For his latest subscription series at the helm of the New York Philharmonic, Czech conductor Jakub Hrůša selected works by three composers born not far away from his home town of Brno. A Central European spirit might be difficult to define, but at least the seldom performed bookend pieces – Kodály’s Concerto for Orchestra and Martinů’s Symphony no. 1 – had a lot in common: both composed around 1940 and premiered in the United States... but never played by the Philharmonic before Thursday night. Both are also anchored in folk music and Baroque forms while tinged with whiffs of modernistic idioms (jazzy patterns included).
Preceding the much more famous work bearing the same title by his compatriot and friend Bela Bartók, Kodály’s Concerto for Orchestra is a work in five movements treated almost as a concerto grosso. Marked by Hungarian melodies and rhythms, the quick parts are vivid, with dense orchestral textures. Unfortunately, Alice Tully Hall is not exactly the place to hear a large orchestral apparatus and, despite the conductor’s efforts in reigning the opulent sound, the brass players were occasionally too loud. There was no such issue during the slow, less inspired slow parts, Hrůša letting several string players – cellist Carter Brey, violist Cynthia Phelps, concertmaster Sheryl Staples – shine during their soloistic interventions.
Martinů’s First Symphony was the evening’s big, pleasant surprise. The conductor is a great champion of his compatriot’s music, and his glorious rendition was a highly convincing one. From the pair of B minor and B major chords at the beginning of the first movement to the last uplifting bars of the finale, Hrůša steered the New York Philharmonic through a soundscape full of rich textures where structures, colours and rhythms were wondrously wound together. Underlining the ambiguous melodic resolutions and the polymetric patterns, he revealed the uncanny sense of a constantly evolving organism that permeates the score.
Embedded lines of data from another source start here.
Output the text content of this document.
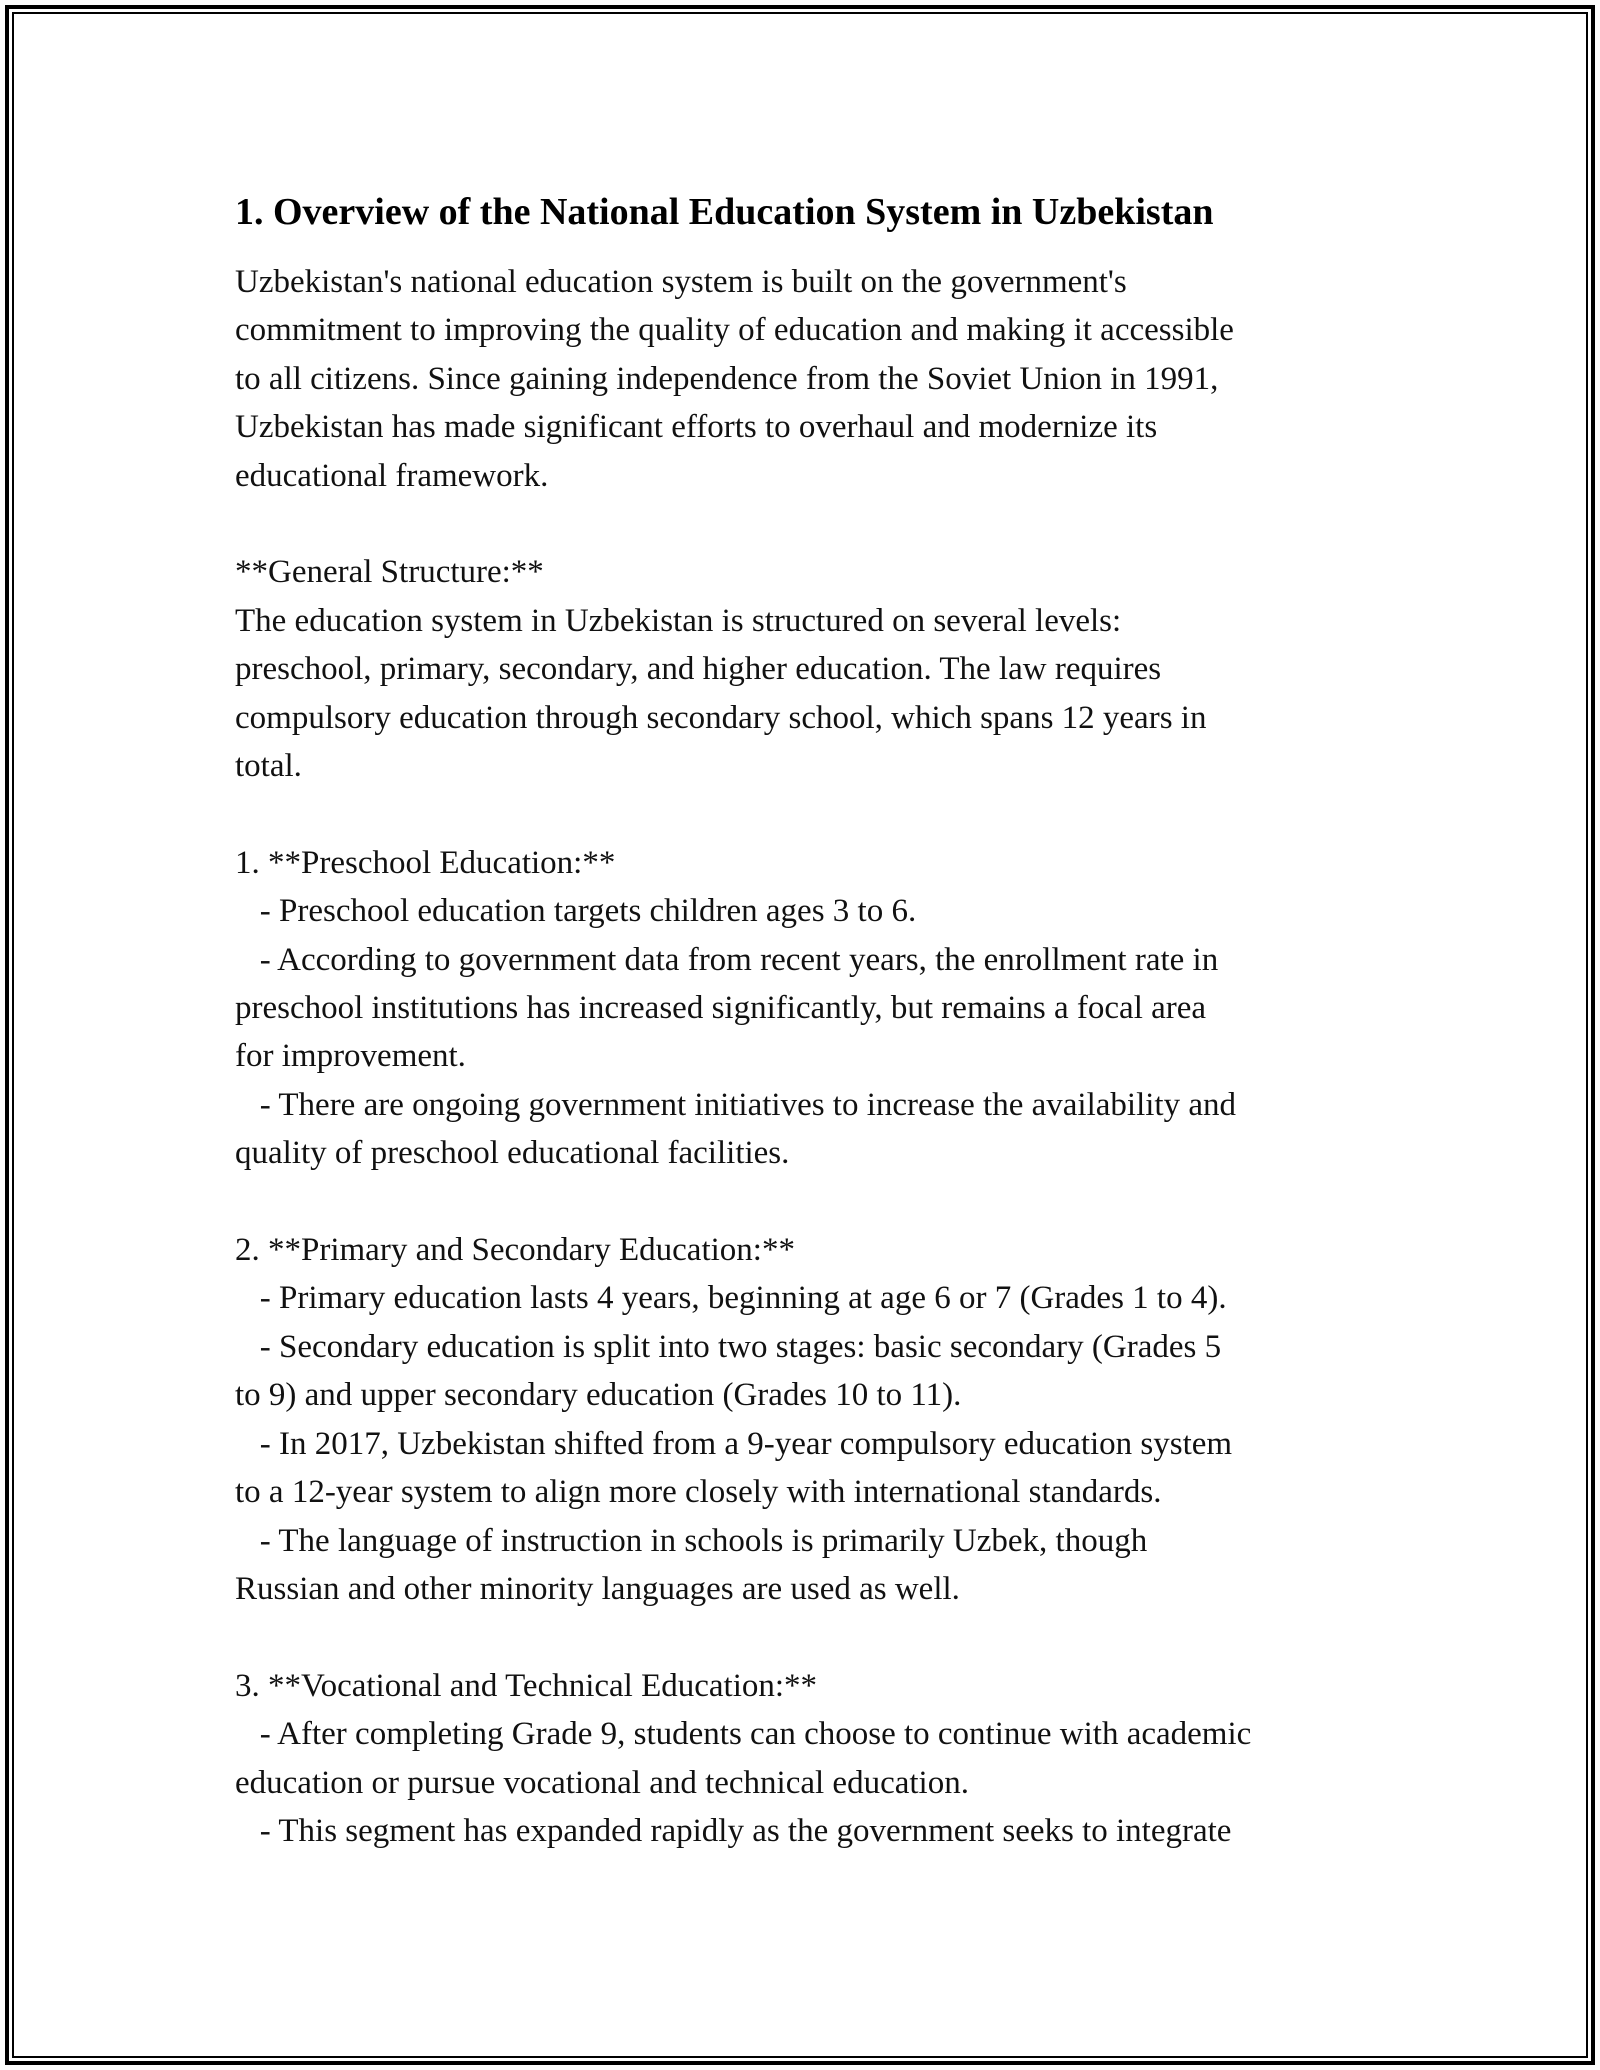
1. Overview of the National Education System in Uzbekistan
Uzbekistan's national education system is built on the government's
commitment to improving the quality of education and making it accessible
to all citizens. Since gaining independence from the Soviet Union in 1991,
Uzbekistan has made significant efforts to overhaul and modernize its
educational framework.
**General Structure:**
The education system in Uzbekistan is structured on several levels:
preschool, primary, secondary, and higher education. The law requires
compulsory education through secondary school, which spans 12 years in
total.
1. **Preschool Education:**
- Preschool education targets children ages 3 to 6.
- According to government data from recent years, the enrollment rate in
preschool institutions has increased significantly, but remains a focal area
for improvement.
- There are ongoing government initiatives to increase the availability and
quality of preschool educational facilities.
2. **Primary and Secondary Education:**
- Primary education lasts 4 years, beginning at age 6 or 7 (Grades 1 to 4).
- Secondary education is split into two stages: basic secondary (Grades 5
to 9) and upper secondary education (Grades 10 to 11).
- In 2017, Uzbekistan shifted from a 9-year compulsory education system
to a 12-year system to align more closely with international standards.
- The language of instruction in schools is primarily Uzbek, though
Russian and other minority languages are used as well.
3. **Vocational and Technical Education:**
- After completing Grade 9, students can choose to continue with academic
education or pursue vocational and technical education.
- This segment has expanded rapidly as the government seeks to integrate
Details – such as the generous use of the piano as an orchestral instrument, a plangent oboe solo in the Scherzo or a cor anglais intervention in the Largo – were brought forward but remained perfectly integrated in the musical tapestry. The contemplative slow movement, opening with an eerie and dark melody played by the cellos and double basses, full of unobtrusive chromatic exploits, made one wonder why Martinů’s output, quite present in mid-20th-century American musical life, lost its appeal.